Koenigs–Knorr reactions. Part 3. Mechanistic study of mercury(II) cyanide promoted reactions of 2-O-acetyl-3,4,6-tri-O-methyl-α-D-glucopyranosyl bromide with cyclohexanol in benzene–nitromethane

Abstract

The kinetics and products of reactions of 2-O-acetyl-3,4,6-tri-O-methyl-α-D-glucopyranosyl bromide(I) with cyclohexanol in the presence of Hg(CN)₂ in nitromethane–benzene (1 : 1 v/v) at 10–25 °C were investigated by polarimetry, g.l.c., and ¹H n.m.r. The reactions exhibited a first-order kinetic dependence on the glucosyl bromide and Hg(CN)₂ concentrations, but the reaction rates were independent of the cyclohexanol concentration. Cyclohexyl 2-O-acetyl-3,4,6-tri-O-methyl-β-D-glucopyranoside (IV) was the major final product (>90%) in reactions.
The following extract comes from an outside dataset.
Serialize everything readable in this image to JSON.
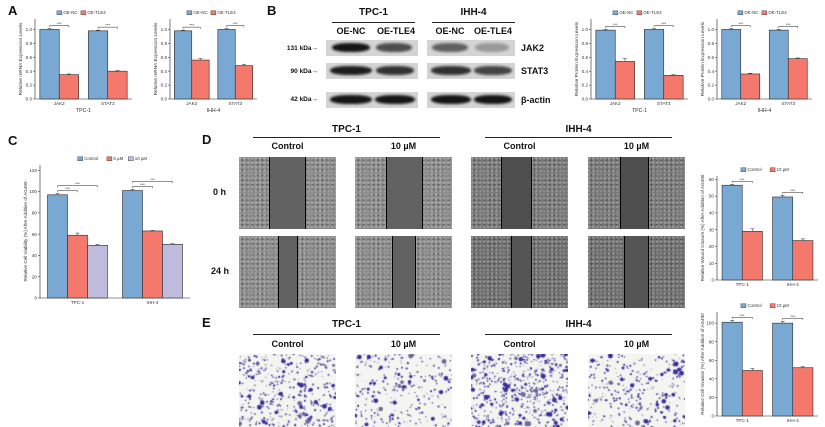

The initial reaction is believed to involve rate-determining, Hg(CN)₂-assisted heterolysis of the carbon–bromine bond to form the glucopyranosyl carboxonium ion. Glucoside formation then results from reaction of the alcohol with the carboxonium ion as the ion pair, the dissociated carboxonium ion, or an intermediate orthoester, 1,2-O-(1-cyclohexyloxyethylidene)-3,4,6-tri-O-methyl-α-D-glucopyranose (III). The orthoester (III) was shown to selectively form the β-glucoside (IV) under the reaction conditions used. The mole fraction of orthoester (III) in the initial reaction products was always substantially greater than that of cyclohexyl 2-O-acetyl-3,4,6-tri-O-methyl-α-D-glucopyranoside (V) and increased as the alcohol concentration decreased. Stereoselective formation of the β-glucoside (IV) in the overall reaction of the glucosyl bromide (I) is due to the fact that in those reactions of (I) which do not yield (IV) directly, α-glucoside (V) formation is minimized by preferential formation of the orthoester (III) which selectively forms the β-glucoside (IV).